商標権の分割

 商標法第24条では、指定商品又は指定役務が二以上あるときは、指定商品又は指定役務ごとに商標権を分割できることが規定されています。
 平成8年の商標法の一部改正前は、他人への移転を伴わなければ、商標権の分割ができませんでしたが、商標法条約では、各締約国に商標権の分割を義務付けていますので、それにあわせるために、他人への移転を伴わなくても商標権が分割できるようになりました。
 例えば、指定商品の一部について異議申立や審判請求があった場合等については、申立や審判にかかる指定商品等とそれ以外の指定商品等を分割することにより、権利の有効性について特に問題がない部分については安心して商標を使用することができます。
 また、譲渡交渉やライセンス交渉においても、登録商標の指定商品又は指定役務の全てについて相手方が使用したいと思っているとは限らないので、このような場合においても商標権の分割というのは有効な手段と言えると思います。
 商標権の分割は、商標権の発生から消滅するまでの期間については、特に制限なくいつでもおこなうことができますが、商標権の消滅後においては、「第46条第2項〔商標登録の無効の審判〕の審判の請求があつたときは、その事件が審判、再審又は訴訟に係属している場合に限り、することができる。」(商標法第24条第2項)とされています。

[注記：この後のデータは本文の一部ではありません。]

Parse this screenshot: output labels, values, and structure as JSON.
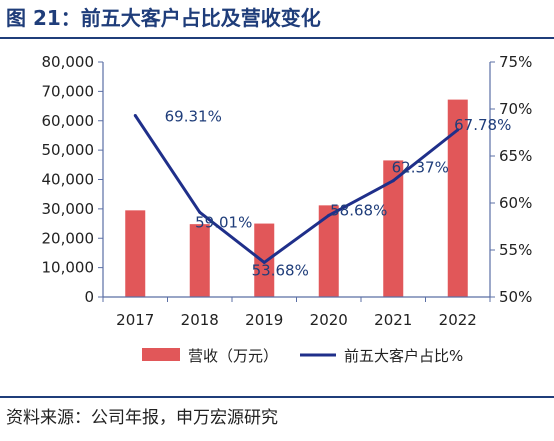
{
  "header": {
    "title": "图 21：前五大客户占比及营收变化"
  },
  "footer": {
    "source": "资料来源：公司年报，申万宏源研究"
  },
  "colors": {
    "bar": "#e15759",
    "line": "#1f2f8a",
    "axis": "#5b6fa5",
    "text": "#222222",
    "label": "#1f3d7a"
  },
  "chart_data": {
    "type": "bar",
    "categories": [
      "2017",
      "2018",
      "2019",
      "2020",
      "2021",
      "2022"
    ],
    "series": [
      {
        "name": "营收（万元）",
        "type": "bar",
        "axis": "left",
        "values": [
          29500,
          24800,
          25000,
          31200,
          46500,
          67200
        ]
      },
      {
        "name": "前五大客户占比%",
        "type": "line",
        "axis": "right",
        "values": [
          69.31,
          59.01,
          53.68,
          58.68,
          62.37,
          67.78
        ],
        "labels": [
          "69.31%",
          "59.01%",
          "53.68%",
          "58.68%",
          "62.37%",
          "67.78%"
        ]
      }
    ],
    "y_left": {
      "min": 0,
      "max": 80000,
      "step": 10000,
      "ticks": [
        "0",
        "10,000",
        "20,000",
        "30,000",
        "40,000",
        "50,000",
        "60,000",
        "70,000",
        "80,000"
      ]
    },
    "y_right": {
      "min": 50,
      "max": 75,
      "step": 5,
      "ticks": [
        "50%",
        "55%",
        "60%",
        "65%",
        "70%",
        "75%"
      ]
    },
    "legend_position": "bottom",
    "grid": false
  }
}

 商標権消滅後においても一定期間は過去の商標権侵害について損害賠償請求訴訟ができますので、損害賠償請求訴訟を提起した際に、相手方から無効審判を請求されたような場合には、無効審判にかかる指定商品等とそれ以外の部分を分割して、商標権に関する審判請求不成立の審決を早く確定させ、その部分についてのみに権利行使を早急にすすめることができます。